Le temps minimun est de 5 minutes.

Six étapes bien orchestrées pour l'application des solutions moussantes ou des solutions hydro-alcooliques sur les mains

V. Friction des mains avec des solutions hydro­alcooliques

Ce sont des solutions (ou des gels) à séchage rapide, conçus spécifiquement pour la désin­fection des mains.

A base de propanol et/ou d'isopropanol à 70% environ, elles contiennent un émollient et parfois un autre antiseptique.

Elles s'appliquent par friction sans rinçage sur des mains sèches, propres et non talquées. Elles réalisent une antisepsie rapide des mains en réduisant la quantité de germes présents. Elles ne remplacent pas le lavage des mains.

Conditions d'emploi

Avoir les mains propres (non souillées) et sèches.

Verser 3 ml dans le creux de chaque main. Etaler la solution en suivant les 6 étapes décrites. Schéma du lavage (voir tableau)

Les solutions hydro-alcooliques sont une alternative au lavage des mains mais ne le remplaçent pas. Il est nécessaire de se laver les mains au savon après 4 à 5 désin­fections sinon elles deviennent poisseuses.

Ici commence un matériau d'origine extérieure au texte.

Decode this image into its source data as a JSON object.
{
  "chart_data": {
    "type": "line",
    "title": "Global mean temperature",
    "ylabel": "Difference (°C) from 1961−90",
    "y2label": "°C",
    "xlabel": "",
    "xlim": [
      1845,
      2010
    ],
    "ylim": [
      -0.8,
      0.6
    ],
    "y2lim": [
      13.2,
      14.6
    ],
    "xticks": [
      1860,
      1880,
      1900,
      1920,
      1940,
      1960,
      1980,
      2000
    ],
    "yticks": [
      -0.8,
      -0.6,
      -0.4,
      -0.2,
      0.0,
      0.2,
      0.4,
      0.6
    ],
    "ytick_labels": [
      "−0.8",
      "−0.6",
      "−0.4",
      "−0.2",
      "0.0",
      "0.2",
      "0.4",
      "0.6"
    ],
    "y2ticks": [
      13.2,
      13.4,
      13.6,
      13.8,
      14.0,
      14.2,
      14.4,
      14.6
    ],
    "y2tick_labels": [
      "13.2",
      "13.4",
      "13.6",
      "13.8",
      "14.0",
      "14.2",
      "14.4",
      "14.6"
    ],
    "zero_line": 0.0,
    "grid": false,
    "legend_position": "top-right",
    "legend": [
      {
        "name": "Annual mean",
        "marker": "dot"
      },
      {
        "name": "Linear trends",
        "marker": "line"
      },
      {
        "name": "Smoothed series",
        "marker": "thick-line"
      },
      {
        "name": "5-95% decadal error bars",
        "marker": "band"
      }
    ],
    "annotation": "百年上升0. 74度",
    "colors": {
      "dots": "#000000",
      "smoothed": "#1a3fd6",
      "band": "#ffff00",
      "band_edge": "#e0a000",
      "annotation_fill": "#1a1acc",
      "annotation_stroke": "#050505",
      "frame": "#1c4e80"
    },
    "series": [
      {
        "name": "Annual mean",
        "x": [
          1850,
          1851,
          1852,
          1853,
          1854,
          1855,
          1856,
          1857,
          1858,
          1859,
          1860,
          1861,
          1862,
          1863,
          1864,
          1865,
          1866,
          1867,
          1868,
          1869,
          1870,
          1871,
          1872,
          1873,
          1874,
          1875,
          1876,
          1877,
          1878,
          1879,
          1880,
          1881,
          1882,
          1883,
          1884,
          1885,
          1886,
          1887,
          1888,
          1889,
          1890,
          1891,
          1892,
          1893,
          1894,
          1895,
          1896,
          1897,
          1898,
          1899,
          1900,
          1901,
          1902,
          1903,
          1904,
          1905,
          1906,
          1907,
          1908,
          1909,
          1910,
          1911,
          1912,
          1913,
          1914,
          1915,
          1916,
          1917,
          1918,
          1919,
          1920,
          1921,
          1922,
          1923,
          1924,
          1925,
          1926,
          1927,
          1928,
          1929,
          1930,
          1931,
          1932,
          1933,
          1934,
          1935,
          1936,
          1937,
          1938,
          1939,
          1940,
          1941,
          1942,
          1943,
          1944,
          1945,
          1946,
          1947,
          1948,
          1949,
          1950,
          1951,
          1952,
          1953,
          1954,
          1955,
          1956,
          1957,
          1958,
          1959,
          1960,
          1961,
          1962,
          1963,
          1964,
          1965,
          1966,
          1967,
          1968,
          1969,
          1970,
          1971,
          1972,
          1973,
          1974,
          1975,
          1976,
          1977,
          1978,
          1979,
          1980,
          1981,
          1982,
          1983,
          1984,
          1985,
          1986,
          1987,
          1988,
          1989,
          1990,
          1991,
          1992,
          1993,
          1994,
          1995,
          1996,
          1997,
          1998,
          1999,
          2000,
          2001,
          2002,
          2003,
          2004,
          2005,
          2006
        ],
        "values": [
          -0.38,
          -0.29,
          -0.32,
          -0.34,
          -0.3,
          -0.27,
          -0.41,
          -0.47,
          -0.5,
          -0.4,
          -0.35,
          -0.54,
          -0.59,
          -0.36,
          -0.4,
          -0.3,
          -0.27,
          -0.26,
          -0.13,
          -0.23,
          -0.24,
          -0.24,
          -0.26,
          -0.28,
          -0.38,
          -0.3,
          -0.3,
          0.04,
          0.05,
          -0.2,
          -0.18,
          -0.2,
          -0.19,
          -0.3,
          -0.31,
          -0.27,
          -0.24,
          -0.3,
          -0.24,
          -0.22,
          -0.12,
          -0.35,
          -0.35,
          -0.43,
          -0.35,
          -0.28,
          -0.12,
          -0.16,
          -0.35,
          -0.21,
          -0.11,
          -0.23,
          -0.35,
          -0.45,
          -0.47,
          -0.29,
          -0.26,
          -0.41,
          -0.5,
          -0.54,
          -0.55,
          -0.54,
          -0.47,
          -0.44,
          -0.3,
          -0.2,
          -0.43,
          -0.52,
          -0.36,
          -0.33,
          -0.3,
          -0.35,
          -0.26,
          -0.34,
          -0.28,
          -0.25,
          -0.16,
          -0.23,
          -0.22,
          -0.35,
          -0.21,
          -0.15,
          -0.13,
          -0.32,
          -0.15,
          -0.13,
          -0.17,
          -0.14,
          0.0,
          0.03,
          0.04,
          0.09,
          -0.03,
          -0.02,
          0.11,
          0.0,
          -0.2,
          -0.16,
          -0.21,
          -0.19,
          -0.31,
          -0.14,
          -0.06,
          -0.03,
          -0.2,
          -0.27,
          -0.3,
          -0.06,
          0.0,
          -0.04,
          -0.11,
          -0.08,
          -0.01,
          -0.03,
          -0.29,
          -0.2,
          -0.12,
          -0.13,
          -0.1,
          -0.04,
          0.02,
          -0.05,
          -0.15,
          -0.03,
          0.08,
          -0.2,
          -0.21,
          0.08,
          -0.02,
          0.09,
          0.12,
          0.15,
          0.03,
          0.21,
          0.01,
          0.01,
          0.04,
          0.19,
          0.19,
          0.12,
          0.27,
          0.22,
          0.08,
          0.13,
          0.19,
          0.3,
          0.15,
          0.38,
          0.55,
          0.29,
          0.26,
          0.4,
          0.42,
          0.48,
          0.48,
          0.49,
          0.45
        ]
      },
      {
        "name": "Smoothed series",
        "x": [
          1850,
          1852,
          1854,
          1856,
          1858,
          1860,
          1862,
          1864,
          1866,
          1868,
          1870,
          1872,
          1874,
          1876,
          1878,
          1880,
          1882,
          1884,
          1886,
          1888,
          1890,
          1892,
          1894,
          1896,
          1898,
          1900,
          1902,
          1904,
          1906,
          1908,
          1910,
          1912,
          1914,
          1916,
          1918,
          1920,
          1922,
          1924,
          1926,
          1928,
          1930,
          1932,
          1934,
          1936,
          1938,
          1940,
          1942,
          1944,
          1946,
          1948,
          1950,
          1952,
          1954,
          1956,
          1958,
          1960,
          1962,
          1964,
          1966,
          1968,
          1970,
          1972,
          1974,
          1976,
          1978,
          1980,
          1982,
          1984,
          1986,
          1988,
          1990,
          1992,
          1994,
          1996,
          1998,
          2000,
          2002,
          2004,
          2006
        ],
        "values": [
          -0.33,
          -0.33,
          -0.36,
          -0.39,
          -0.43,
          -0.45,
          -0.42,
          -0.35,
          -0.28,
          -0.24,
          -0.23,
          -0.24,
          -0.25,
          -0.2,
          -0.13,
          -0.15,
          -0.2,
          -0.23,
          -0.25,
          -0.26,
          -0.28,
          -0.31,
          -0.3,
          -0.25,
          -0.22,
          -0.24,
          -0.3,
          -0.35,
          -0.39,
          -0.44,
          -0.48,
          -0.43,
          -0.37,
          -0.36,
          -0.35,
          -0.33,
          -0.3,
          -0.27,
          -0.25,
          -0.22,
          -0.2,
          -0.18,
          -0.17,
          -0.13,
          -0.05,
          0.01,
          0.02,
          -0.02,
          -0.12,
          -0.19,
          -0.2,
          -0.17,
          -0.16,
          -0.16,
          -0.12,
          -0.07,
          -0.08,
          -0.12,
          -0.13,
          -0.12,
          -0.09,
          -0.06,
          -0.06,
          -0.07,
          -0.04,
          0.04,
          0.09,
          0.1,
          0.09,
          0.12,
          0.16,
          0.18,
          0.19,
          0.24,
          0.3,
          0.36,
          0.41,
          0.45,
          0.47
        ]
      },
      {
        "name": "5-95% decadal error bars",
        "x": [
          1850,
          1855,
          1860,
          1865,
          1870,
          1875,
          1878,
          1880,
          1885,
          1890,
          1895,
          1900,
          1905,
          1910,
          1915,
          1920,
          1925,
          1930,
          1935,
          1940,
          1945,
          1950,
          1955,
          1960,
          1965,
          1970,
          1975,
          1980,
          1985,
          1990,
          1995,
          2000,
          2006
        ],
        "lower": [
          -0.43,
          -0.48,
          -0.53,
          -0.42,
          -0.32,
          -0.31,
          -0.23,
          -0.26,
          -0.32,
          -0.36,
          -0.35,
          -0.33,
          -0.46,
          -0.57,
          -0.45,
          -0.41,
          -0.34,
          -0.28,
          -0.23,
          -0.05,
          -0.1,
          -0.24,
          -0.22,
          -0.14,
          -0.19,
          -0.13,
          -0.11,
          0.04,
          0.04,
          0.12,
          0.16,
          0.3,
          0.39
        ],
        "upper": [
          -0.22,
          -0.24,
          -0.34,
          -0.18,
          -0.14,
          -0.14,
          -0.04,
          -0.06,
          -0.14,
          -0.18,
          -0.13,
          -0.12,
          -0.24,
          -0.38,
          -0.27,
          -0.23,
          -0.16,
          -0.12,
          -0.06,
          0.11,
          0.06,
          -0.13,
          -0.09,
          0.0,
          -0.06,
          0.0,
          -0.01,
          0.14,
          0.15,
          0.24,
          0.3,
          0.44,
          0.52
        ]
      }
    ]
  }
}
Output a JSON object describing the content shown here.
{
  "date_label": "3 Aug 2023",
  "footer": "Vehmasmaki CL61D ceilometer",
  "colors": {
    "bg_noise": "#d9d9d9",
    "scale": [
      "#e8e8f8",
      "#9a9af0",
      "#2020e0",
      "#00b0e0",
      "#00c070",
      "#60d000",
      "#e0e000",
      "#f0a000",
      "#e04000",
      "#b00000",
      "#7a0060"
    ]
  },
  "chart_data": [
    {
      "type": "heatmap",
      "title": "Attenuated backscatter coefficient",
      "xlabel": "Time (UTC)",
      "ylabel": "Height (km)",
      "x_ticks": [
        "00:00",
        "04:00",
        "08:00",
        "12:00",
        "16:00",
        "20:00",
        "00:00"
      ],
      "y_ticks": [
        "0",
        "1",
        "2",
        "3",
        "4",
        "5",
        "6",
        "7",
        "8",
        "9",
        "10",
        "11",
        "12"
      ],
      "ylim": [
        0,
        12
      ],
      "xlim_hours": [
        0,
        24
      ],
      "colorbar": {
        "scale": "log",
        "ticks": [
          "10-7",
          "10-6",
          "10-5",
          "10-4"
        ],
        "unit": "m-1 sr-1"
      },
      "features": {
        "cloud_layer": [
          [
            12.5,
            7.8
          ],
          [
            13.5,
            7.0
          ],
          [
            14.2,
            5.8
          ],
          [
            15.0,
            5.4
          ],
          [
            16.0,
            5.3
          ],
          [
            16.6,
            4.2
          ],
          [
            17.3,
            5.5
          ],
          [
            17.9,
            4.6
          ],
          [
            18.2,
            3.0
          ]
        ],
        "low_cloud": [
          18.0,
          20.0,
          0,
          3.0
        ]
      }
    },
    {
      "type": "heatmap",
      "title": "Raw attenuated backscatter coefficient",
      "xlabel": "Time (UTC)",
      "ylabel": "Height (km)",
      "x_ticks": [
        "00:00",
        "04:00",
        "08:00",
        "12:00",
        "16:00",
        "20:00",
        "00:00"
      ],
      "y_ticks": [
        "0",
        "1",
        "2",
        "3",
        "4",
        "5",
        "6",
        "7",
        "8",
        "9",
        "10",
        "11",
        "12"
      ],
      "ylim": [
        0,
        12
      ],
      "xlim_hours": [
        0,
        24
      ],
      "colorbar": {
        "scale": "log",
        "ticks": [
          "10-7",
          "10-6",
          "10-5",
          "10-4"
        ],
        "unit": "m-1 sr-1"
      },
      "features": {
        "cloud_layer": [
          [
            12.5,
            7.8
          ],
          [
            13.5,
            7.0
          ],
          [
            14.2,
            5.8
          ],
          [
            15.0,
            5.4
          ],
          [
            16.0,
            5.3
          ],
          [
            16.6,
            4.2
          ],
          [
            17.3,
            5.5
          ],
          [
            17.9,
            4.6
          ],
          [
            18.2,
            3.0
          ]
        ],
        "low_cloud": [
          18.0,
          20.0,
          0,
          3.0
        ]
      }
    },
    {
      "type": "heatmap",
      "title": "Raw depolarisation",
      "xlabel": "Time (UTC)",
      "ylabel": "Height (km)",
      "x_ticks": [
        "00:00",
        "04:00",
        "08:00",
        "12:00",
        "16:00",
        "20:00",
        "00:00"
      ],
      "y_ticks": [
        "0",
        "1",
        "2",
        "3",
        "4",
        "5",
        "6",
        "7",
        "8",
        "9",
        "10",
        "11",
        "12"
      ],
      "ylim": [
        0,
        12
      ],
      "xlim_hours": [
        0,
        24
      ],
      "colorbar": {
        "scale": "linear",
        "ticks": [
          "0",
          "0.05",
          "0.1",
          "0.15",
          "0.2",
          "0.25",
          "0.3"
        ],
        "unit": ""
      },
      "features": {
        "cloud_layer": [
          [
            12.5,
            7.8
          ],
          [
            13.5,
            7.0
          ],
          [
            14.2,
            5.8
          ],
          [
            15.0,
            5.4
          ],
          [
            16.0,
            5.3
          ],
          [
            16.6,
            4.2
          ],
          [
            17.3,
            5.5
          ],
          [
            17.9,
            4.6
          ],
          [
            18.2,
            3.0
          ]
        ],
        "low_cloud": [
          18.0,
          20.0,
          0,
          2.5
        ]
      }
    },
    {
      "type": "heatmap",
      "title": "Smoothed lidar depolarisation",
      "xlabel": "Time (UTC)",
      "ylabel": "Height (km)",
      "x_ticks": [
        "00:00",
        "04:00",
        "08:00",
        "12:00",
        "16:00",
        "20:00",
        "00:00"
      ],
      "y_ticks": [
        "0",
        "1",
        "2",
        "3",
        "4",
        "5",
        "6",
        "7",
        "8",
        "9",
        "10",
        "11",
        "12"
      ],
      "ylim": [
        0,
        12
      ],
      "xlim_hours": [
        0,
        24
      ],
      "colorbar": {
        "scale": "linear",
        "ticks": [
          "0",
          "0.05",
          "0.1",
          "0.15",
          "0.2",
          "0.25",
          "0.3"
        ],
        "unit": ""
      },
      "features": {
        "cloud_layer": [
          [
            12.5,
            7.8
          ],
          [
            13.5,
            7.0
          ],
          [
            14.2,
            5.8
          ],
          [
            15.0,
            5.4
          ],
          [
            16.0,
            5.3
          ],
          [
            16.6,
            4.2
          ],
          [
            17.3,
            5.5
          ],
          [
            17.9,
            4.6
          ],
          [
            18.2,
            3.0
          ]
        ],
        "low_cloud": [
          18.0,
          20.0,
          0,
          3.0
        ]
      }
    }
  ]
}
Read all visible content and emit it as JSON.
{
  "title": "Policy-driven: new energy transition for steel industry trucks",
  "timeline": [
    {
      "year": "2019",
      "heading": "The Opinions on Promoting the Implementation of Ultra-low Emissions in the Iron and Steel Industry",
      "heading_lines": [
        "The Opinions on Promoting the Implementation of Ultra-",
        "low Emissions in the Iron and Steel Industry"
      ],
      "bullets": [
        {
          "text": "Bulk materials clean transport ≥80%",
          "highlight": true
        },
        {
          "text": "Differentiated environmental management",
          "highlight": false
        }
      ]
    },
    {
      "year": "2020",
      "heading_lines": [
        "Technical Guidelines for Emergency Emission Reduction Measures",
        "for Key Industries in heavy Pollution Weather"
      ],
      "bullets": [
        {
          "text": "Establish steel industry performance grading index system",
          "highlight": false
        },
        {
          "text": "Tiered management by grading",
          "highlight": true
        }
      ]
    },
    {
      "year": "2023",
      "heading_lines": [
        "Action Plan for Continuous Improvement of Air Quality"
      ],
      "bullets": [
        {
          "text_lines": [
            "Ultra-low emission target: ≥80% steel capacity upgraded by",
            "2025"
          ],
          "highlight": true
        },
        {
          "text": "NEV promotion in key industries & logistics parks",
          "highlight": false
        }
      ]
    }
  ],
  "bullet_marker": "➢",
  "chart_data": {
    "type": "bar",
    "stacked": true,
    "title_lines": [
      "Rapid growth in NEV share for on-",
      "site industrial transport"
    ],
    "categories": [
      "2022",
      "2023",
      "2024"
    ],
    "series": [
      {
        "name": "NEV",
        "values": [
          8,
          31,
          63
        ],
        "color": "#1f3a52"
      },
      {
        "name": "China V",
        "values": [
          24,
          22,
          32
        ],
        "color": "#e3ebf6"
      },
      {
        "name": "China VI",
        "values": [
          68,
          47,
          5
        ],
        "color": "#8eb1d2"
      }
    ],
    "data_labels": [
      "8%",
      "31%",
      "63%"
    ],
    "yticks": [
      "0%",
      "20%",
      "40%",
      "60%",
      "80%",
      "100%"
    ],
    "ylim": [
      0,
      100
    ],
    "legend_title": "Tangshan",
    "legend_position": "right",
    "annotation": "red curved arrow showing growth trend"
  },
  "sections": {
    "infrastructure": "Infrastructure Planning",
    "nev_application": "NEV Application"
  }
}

Frictionner les mains jusqu'à séchage complet. Les solutions hydro-alcooliques peuvent être très utiles dans les lieux où l'accès à l'eau n'est pas possible.
(Un seul obstacle à leur utilisation peut être leur coût, supérieur à celui des savons liquides.)

En conclusion

La main est naturellement porteuse de germes, le milieu hospitalier et le contact permanent de celle-ci avec des zones infectées augmentent la possibilité de trans­port de ces germes. Il faut diminuer le nombre des germes fixés sur la main pour diminuer le risque de contamination, par un lavage avant et après chaque soin et dès qu'il y a contact avec une surface contaminée vivante ou iner­te. Le lavage des mains est une étape essen­tielle dans la lutte contre l'infection car c'est le seul moyen de supprimer la transmission manuportée. Son efficacité dépend des bonnes conditions de sa réalisation. Les diffi­cultés le plus souvent rencontrées sont le manque de temps, et l'éloignement des points d'eau. Les frictions avec les solutions hydro­alcooliques sont une alternative et une aide efficace dans ces cas-là.

Le lavage des mains
Lavage simple Lavage antiseptique Lavage chirurgical
Réalisé avec un savon doux, il nettoie les salissures et diminue la flore transitoire par action mécanique. Réalisé avec un savon désinfectant, il élimine les salissures, élimine la flore transitoire et réduit la flore résidente. Réalisé avec un savon antiseptique, il doit réduire la flore résidente de 100 à 1 000 fois.
Temps minimum de friction nécessaire : 30 secondes. Temps minimum de friction nécessaire : 1 minute. Durée minimale de friction : 5 minutes.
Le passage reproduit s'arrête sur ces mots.